SSRF and client-side leakage further amplify the risk. If a FastAPI service fetches external documentation or dynamically builds routes based on user input, an attacker may force the service to disclose its expected headers through error handling or redirect behavior. Similarly, if API clients embed keys in URLs or query parameters for convenience, those keys can leak via browser history, server logs, or referrer headers, making header-based schemes preferable when implemented with strict dependency enforcement.
Api Keys-Specific Remediation in Fastapi — concrete code fixes
To remediate API key exposure in FastAPI, enforce strict security dependencies, hide header names from public schemas, and avoid leaking keys through logs or error messages. The goal is to ensure that valid keys are required for all sensitive endpoints and that the API’s surface does not reveal authorization details to unauthenticated visitors.
First, require the security scheme on all routes that need protection and disable automatic error generation to prevent early bypass:
from fastapi import FastAPI, Depends, Header, HTTPException
from fastapi.security import APIKeyHeader
app = FastAPI()
api_key_header = APIKeyHeader(name="x-api-key", auto_error=False)
def require_api_key(key: str = Header(...)):
if key != "super-secret-key":
raise HTTPException(status_code=401, detail="Unauthorized")
return key
@app.get("/secure-data", dependencies=[Depends(require_api_key)])
def secure_data():
return {"data": "protected"}
Second, remove the security scheme from the public OpenAPI definition by filtering it out before serving the spec:
@app.get("/openapi")
def custom_openapi():
if app.openapi_schema:
return app.openapi_schema
openapi = app.openapi()
# Remove security requirement from all paths
for path in openapi.get("paths", {}).values():
for method in path.values():
method.pop("security", None)
# Optionally remove securitySchemes entirely
openapi.pop("components", None)
return openapi
This approach ensures that unauthenticated visitors cannot infer which headers are used for authorization.

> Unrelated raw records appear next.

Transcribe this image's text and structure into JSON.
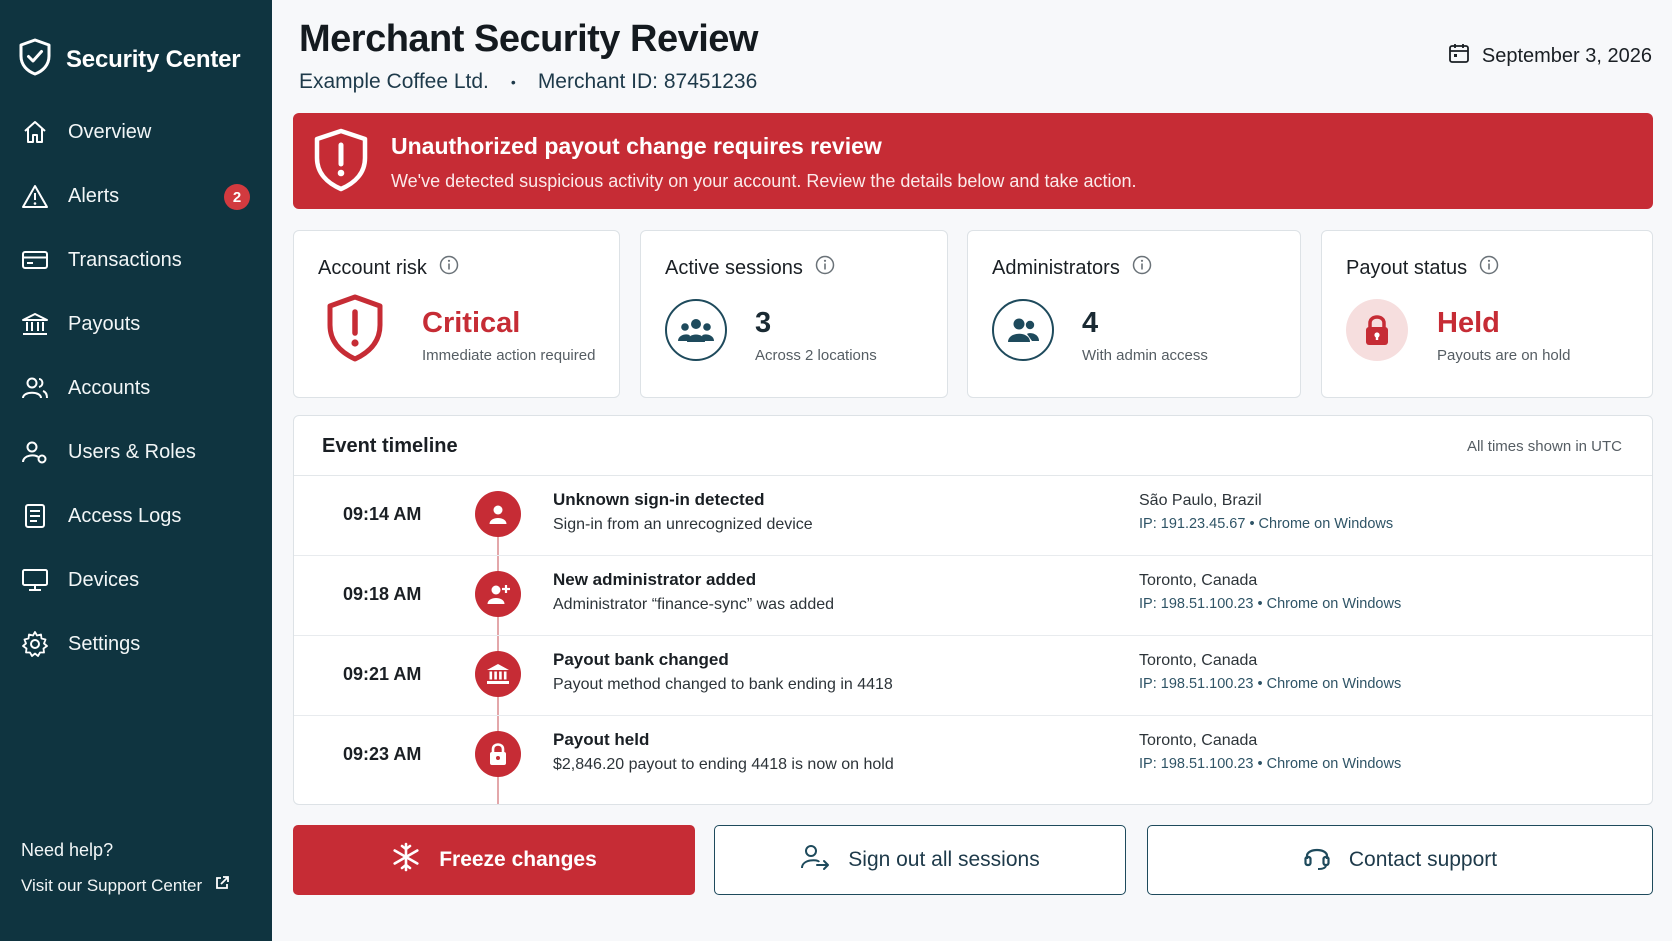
{
  "sidebar": {
    "brand": "Security Center",
    "items": [
      {
        "label": "Overview",
        "icon": "home-icon"
      },
      {
        "label": "Alerts",
        "icon": "warning-icon",
        "badge": "2"
      },
      {
        "label": "Transactions",
        "icon": "card-icon"
      },
      {
        "label": "Payouts",
        "icon": "bank-icon"
      },
      {
        "label": "Accounts",
        "icon": "users-icon"
      },
      {
        "label": "Users & Roles",
        "icon": "user-gear-icon"
      },
      {
        "label": "Access Logs",
        "icon": "document-icon"
      },
      {
        "label": "Devices",
        "icon": "monitor-icon"
      },
      {
        "label": "Settings",
        "icon": "gear-icon"
      }
    ],
    "help_title": "Need help?",
    "help_link": "Visit our Support Center"
  },
  "header": {
    "title": "Merchant Security Review",
    "merchant": "Example Coffee Ltd.",
    "separator": "•",
    "merchant_id": "Merchant ID: 87451236",
    "date": "September 3, 2026"
  },
  "alert": {
    "title": "Unauthorized payout change requires review",
    "text": "We've detected suspicious activity on your account. Review the details below and take action."
  },
  "cards": [
    {
      "label": "Account risk",
      "value": "Critical",
      "sub": "Immediate action required"
    },
    {
      "label": "Active sessions",
      "value": "3",
      "sub": "Across 2 locations"
    },
    {
      "label": "Administrators",
      "value": "4",
      "sub": "With admin access"
    },
    {
      "label": "Payout status",
      "value": "Held",
      "sub": "Payouts are on hold"
    }
  ],
  "timeline": {
    "title": "Event timeline",
    "note": "All times shown in UTC",
    "events": [
      {
        "time": "09:14 AM",
        "event": "Unknown sign-in detected",
        "detail": "Sign-in from an unrecognized device",
        "location": "São Paulo, Brazil",
        "ip": "IP: 191.23.45.67  •  Chrome on Windows",
        "icon": "user-icon"
      },
      {
        "time": "09:18 AM",
        "event": "New administrator added",
        "detail": "Administrator “finance-sync” was added",
        "location": "Toronto, Canada",
        "ip": "IP: 198.51.100.23  •  Chrome on Windows",
        "icon": "user-add-icon"
      },
      {
        "time": "09:21 AM",
        "event": "Payout bank changed",
        "detail": "Payout method changed to bank ending in 4418",
        "location": "Toronto, Canada",
        "ip": "IP: 198.51.100.23  •  Chrome on Windows",
        "icon": "bank-icon"
      },
      {
        "time": "09:23 AM",
        "event": "Payout held",
        "detail": "$2,846.20 payout to ending 4418 is now on hold",
        "location": "Toronto, Canada",
        "ip": "IP: 198.51.100.23  •  Chrome on Windows",
        "icon": "lock-icon"
      }
    ]
  },
  "actions": {
    "freeze": "Freeze changes",
    "signout": "Sign out all sessions",
    "support": "Contact support"
  },
  "colors": {
    "sidebar": "#0f3440",
    "danger": "#c62c35",
    "accent": "#1e4a5c"
  }
}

In production, you may choose to keep the schema but omit the security field from individual operations rather than removing components entirely.
Third, avoid logging headers and enforce strict key validation in a centralized dependency:
import logging
logger = logging.getLogger("api")
def require_api_key_safe(key: str = Header(...)):
# Never log raw keys
if not key or key != "super-secret-key":
logger.warning("Unauthorized access attempt")
raise HTTPException(status_code=401, detail="Unauthorized")
return key
Finally, prefer environment variables for key storage instead of hardcoding values, and rotate keys regularly. Combine these practices with middleware that normalizes header names and rejects malformed requests to reduce the attack surface for API key exposure in FastAPI services.